Sempre nell’ambito dell’azione svolta dalla Procura della Repubblica – D.d.a. di Catanzaro di aggressione ai beni dei soggetti legati alla criminalita’ organizzata sono stati eseguiti altri due provvedimenti di prevenzione riguardanti 13 persone tra capi ed esponenti di spicco della cosca ‘Cerra – Torcasio – Gualtieri’ di Lamezia Terme e, specificatamente, nei confronti dei capi storici e carismatici Nino Cerra e Teresina Cerra, condannati in via definitiva per associazione di stampo mafioso ed altro a seguito dell’Operazione chimera, oltre che dei loro figli e nipoti, gran parte dei quali a loro volta condannati in via definitiva nella stessa operazione e coinvolti nella successiva Operazione Crisalide. Il sequestro disposto dal Tribunale di Catanzaro è giunto al termine di complesse ed articolate indagini di polizia economico-finanziaria, istituzionalmente svolte dalla Guardia di Finanza.

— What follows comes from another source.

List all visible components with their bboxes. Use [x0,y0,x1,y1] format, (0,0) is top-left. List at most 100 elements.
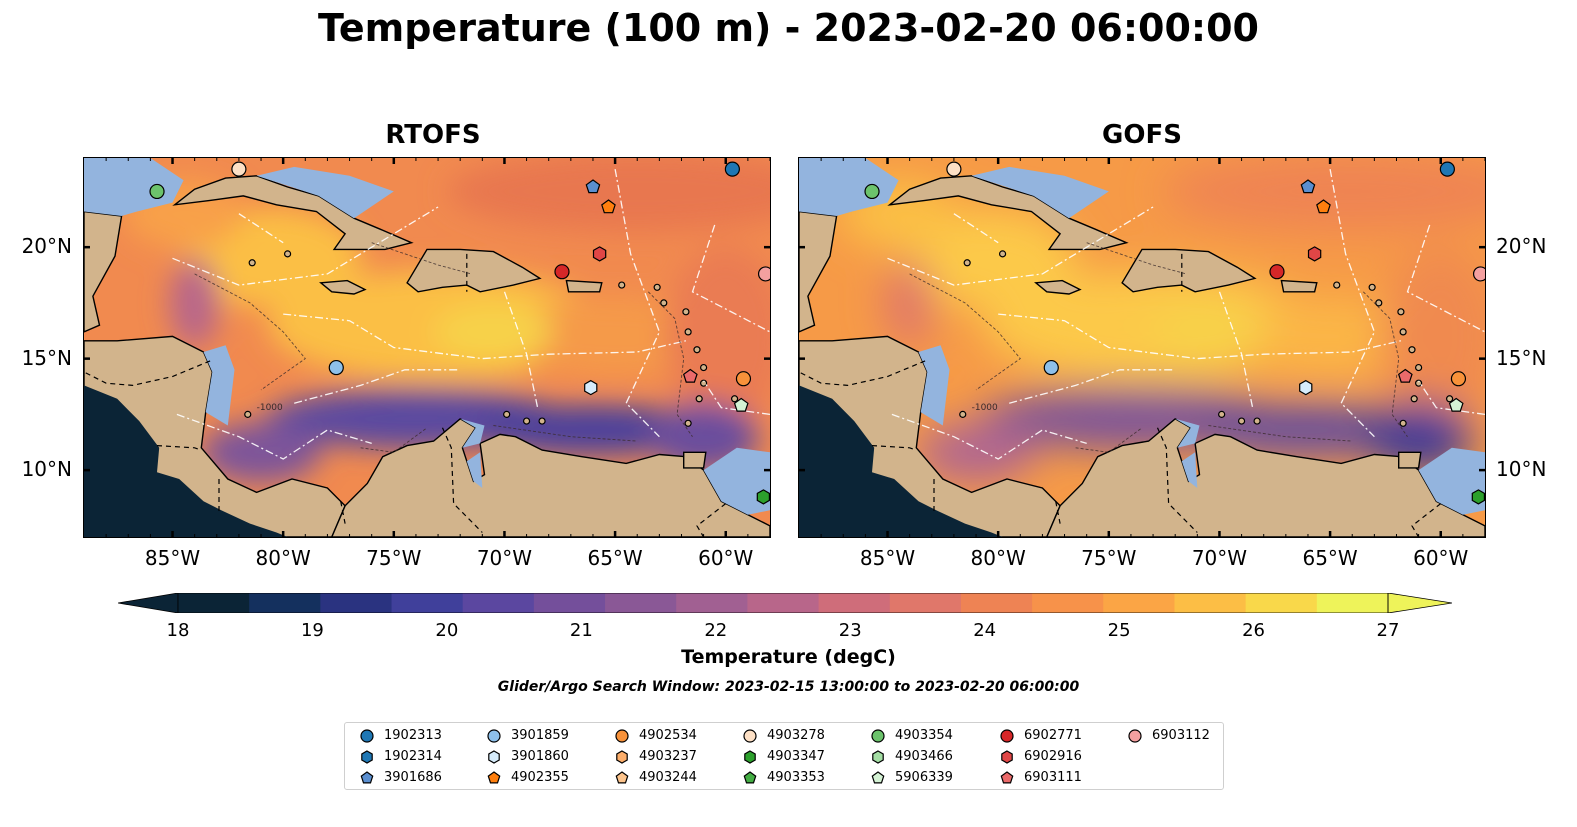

I mirati accertamenti patrimoniali e reddituali delle fiamme gialle hanno dimostrato la netta sproporzione dei beni sequestrati rispetto ai redditi leciti dichiarati ed al tenore di vita mantenuto dagli indiziati, ricostruito dal 1979. I beni posti in sequestro, del valore di oltre due milioni e mezzo di euro, sono costituiti da: 15 appartamenti e una lussuosa villa con piscina a Lamezia Terme; un appartamento in provincia di Firenze; 3 terreni agricoli, di cui 2 coltivati a vigneto; un intero compendio aziendale di un’attività commerciale di abbigliamento, con sede nella provincia di Firenze; un intero compendio aziendale di un’attività commerciale di prodotti latteari a Lamezia Terme; un complesso aziendale a Lamezia Terme nel settore del movimento terra; quote di un call center; quattordici autoveicoli (10 autovetture e 4 motocicli) e un acquascooter.